La sociedad, que sufre el flagelo de la inseguridad, puede esperar sentada otro ministro para que se solucionen sus problemas. 

Doña Sabina encaja perfectamente, sin embargo, en un gabinete que parece el jardín florido de las ideologías y el yermo desierto de las aptitudes de gobierno.

El triste presidente vive en la ilusión de aparecer como un amigo del pueblo, pero el pueblo (mucho más que los progres urbanos) pide orden, para vivir en paz y trabajo, para vivir de lo propio… pide justamente aquello que el gobierno de Alberto Fernández parece empeñado en destruir.

Queda como consuelo que esta vez le haya tocado al títere de la tirana probar el amargo fruto de su política de seguridad

El ánimo social se caldea… y el argentino no vive sólo de las palabras que salen de la boca de Fernández.
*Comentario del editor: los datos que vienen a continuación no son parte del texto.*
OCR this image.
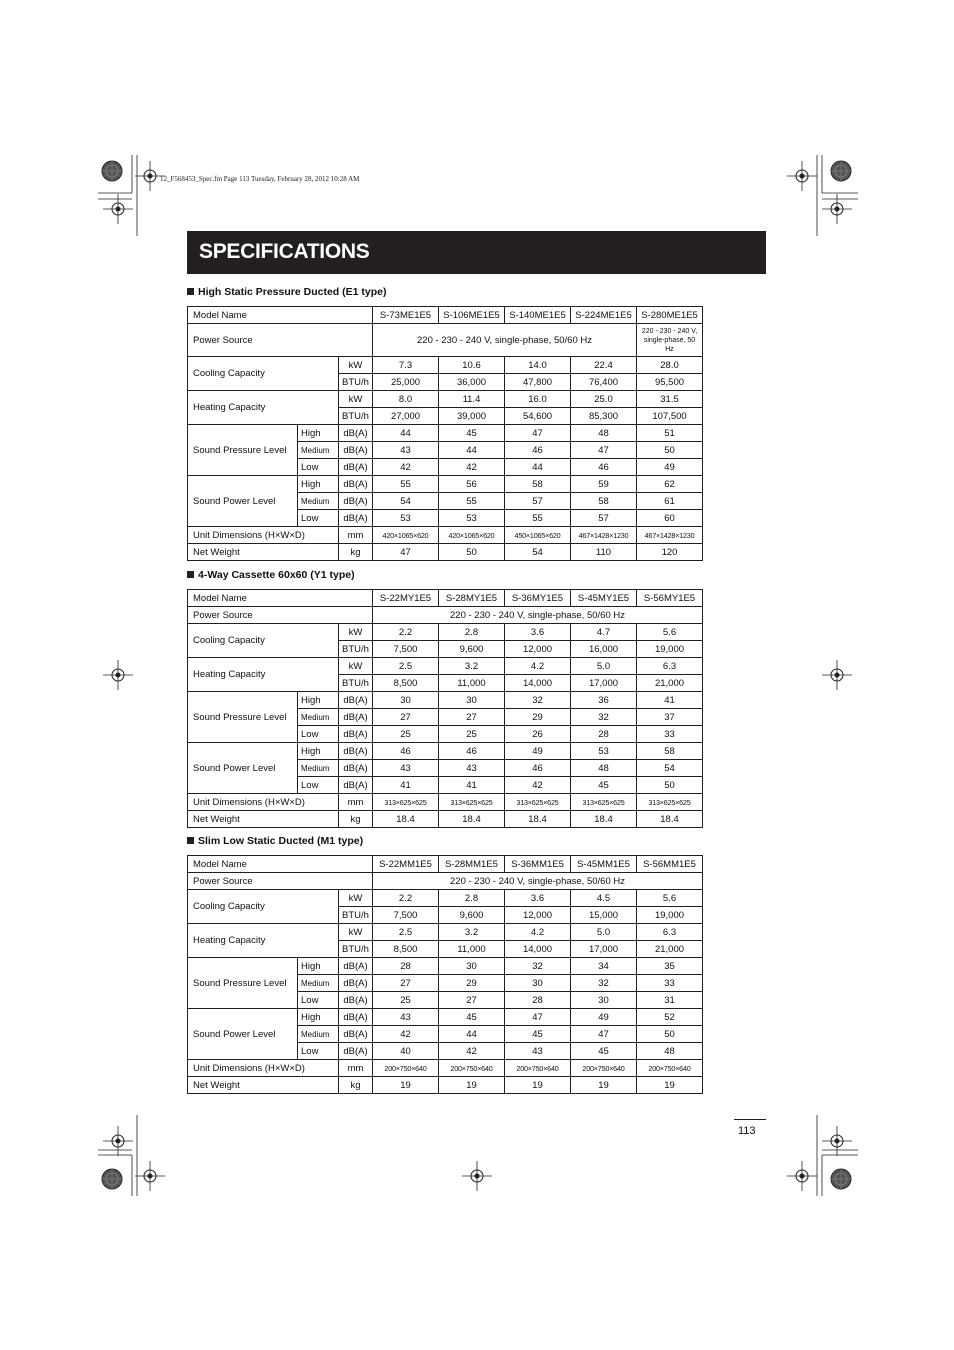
12_F568453_Spec.fm Page 113 Tuesday, February 28, 2012 10:28 AM
SPECIFICATIONS
High Static Pressure Ducted (E1 type)
Model Name			S-73ME1E5	S-106ME1E5	S-140ME1E5	S-224ME1E5	S-280ME1E5
Power Source			220 - 230 - 240 V, single-phase, 50/60 Hz				220 - 230 - 240 V, single-phase, 50 Hz
Cooling Capacity		kW	7.3	10.6	14.0	22.4	28.0
		BTU/h	25,000	36,000	47,800	76,400	95,500
Heating Capacity		kW	8.0	11.4	16.0	25.0	31.5
		BTU/h	27,000	39,000	54,600	85,300	107,500
Sound Pressure Level	High	dB(A)	44	45	47	48	51
	Medium	dB(A)	43	44	46	47	50
	Low	dB(A)	42	42	44	46	49
Sound Power Level	High	dB(A)	55	56	58	59	62
	Medium	dB(A)	54	55	57	58	61
	Low	dB(A)	53	53	55	57	60
Unit Dimensions (H×W×D)		mm	420×1065×620	420×1065×620	450×1065×620	467×1428×1230	467×1428×1230
Net Weight		kg	47	50	54	110	120
4-Way Cassette 60x60 (Y1 type)
Model Name			S-22MY1E5	S-28MY1E5	S-36MY1E5	S-45MY1E5	S-56MY1E5
Power Source			220 - 230 - 240 V, single-phase, 50/60 Hz				
Cooling Capacity		kW	2.2	2.8	3.6	4.7	5.6
		BTU/h	7,500	9,600	12,000	16,000	19,000
Heating Capacity		kW	2.5	3.2	4.2	5.0	6.3
		BTU/h	8,500	11,000	14,000	17,000	21,000
Sound Pressure Level	High	dB(A)	30	30	32	36	41
	Medium	dB(A)	27	27	29	32	37
	Low	dB(A)	25	25	26	28	33
Sound Power Level	High	dB(A)	46	46	49	53	58
	Medium	dB(A)	43	43	46	48	54
	Low	dB(A)	41	41	42	45	50
Unit Dimensions (H×W×D)		mm	313×625×625	313×625×625	313×625×625	313×625×625	313×625×625
Net Weight		kg	18.4	18.4	18.4	18.4	18.4
Slim Low Static Ducted (M1 type)
Model Name			S-22MM1E5	S-28MM1E5	S-36MM1E5	S-45MM1E5	S-56MM1E5
Power Source			220 - 230 - 240 V, single-phase, 50/60 Hz				
Cooling Capacity		kW	2.2	2.8	3.6	4.5	5.6
		BTU/h	7,500	9,600	12,000	15,000	19,000
Heating Capacity		kW	2.5	3.2	4.2	5.0	6.3
		BTU/h	8,500	11,000	14,000	17,000	21,000
Sound Pressure Level	High	dB(A)	28	30	32	34	35
	Medium	dB(A)	27	29	30	32	33
	Low	dB(A)	25	27	28	30	31
Sound Power Level	High	dB(A)	43	45	47	49	52
	Medium	dB(A)	42	44	45	47	50
	Low	dB(A)	40	42	43	45	48
Unit Dimensions (H×W×D)		mm	200×750×640	200×750×640	200×750×640	200×750×640	200×750×640
Net Weight		kg	19	19	19	19	19
113
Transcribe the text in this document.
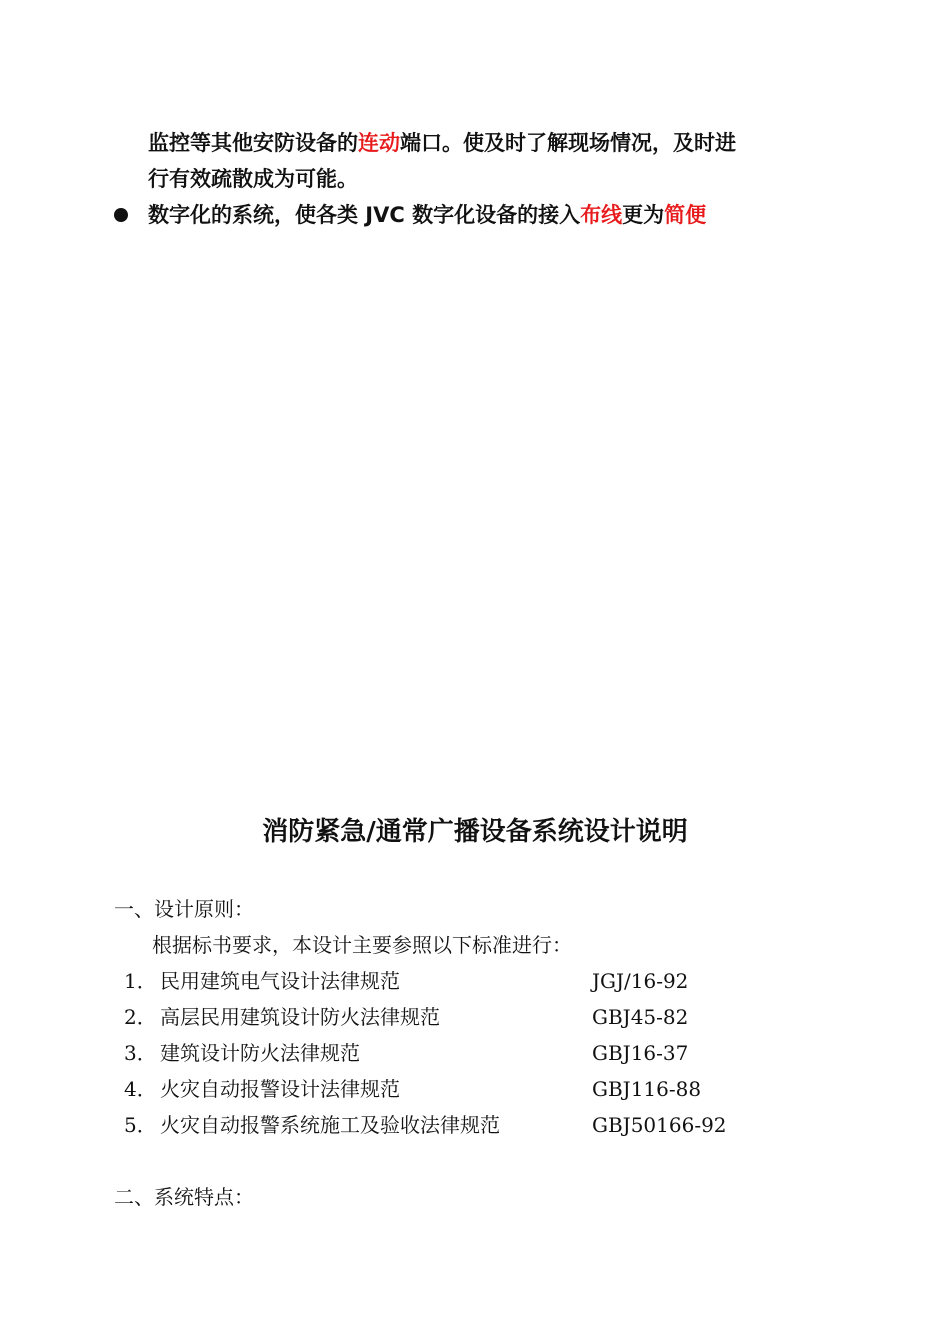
监控等其他安防设备的连动端口。使及时了解现场情况，及时进
行有效疏散成为可能。
数字化的系统，使各类 JVC 数字化设备的接入布线更为简便
消防紧急/通常广播设备系统设计说明
一、设计原则：
根据标书要求，本设计主要参照以下标准进行：
1． 民用建筑电气设计法律规范	JGJ/16-92
2． 高层民用建筑设计防火法律规范	GBJ45-82
3． 建筑设计防火法律规范	GBJ16-37
4． 火灾自动报警设计法律规范	GBJ116-88
5． 火灾自动报警系统施工及验收法律规范	GBJ50166-92
二、系统特点：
La ideología le jugó una mala pasada: se acercó a la región flagelada por los incendios de la Patagonia, buscando presentarse como el salvador que llega repartiendo ayudas, se dio un baño de pueblo con guardia reducida y, cuando el mar se agitó, su equipo se las vio negras para evacuarlo en una camioneta sin blindaje que terminó con los vidrios rotos por las pedradas.
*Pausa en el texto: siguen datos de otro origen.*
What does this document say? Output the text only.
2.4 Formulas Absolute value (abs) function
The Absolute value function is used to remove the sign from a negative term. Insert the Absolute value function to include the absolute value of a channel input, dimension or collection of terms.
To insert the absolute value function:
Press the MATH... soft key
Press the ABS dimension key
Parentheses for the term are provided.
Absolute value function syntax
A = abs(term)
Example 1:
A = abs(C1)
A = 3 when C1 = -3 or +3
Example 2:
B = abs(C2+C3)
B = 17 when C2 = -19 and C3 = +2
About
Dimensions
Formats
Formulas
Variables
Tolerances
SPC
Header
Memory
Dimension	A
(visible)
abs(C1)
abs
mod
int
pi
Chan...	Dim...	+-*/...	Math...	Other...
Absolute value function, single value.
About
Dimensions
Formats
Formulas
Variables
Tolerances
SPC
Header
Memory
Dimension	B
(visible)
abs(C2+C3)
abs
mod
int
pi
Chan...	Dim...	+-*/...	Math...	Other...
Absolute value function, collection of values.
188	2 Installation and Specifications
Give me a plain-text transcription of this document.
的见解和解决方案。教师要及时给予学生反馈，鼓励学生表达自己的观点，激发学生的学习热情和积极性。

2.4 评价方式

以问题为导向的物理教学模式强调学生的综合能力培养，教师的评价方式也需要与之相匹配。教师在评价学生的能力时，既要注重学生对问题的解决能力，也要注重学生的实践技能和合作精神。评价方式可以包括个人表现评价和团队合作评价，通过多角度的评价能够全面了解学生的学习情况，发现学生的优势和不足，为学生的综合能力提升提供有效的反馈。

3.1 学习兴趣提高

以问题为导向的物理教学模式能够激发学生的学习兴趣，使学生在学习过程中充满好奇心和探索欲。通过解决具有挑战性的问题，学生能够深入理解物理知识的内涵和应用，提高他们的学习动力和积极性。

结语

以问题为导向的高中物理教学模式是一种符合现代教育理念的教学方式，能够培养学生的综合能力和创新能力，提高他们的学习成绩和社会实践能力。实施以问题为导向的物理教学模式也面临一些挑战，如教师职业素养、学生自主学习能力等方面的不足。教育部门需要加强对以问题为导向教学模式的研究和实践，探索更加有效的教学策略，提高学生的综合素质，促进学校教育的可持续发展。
Institucionalmente es una catástrofe, claro, pero no es más que el fruto de la estupidez y la falta de planificación, como todo lo que hace su gobierno. 

Los detenidos por el ataque fueron rápidamente puestos en libertad. A los chubutenses que perdieron todo por unos fuegos, cuya causa no ha sido aún determinada pero que dejaron una vez más en evidencia la ineptitud del aparato estatal para limitarlos, les queda como consuelo que esta vez le haya tocado al títere de la tirana probar el amargo fruto de su política de seguridad y de su abolicionismo penal.

El hecho, que causó estupor en todo el arco político y dio lugar a mensajes de solidaridad de varios dirigentes de la oposición, parece sólo un anticipo lo que espera a la casta que gobierna la Argentina.

El crecimiento del sentimiento antipolítico del que dan cuenta los sondeos de opinión de un año a esta parte debe ser motivo de preocupación para más de uno.

Mientras tanto, el pueblo sigue viviendo en carne propia la destrucción de aquello que alguna vez se llamó la Argentina.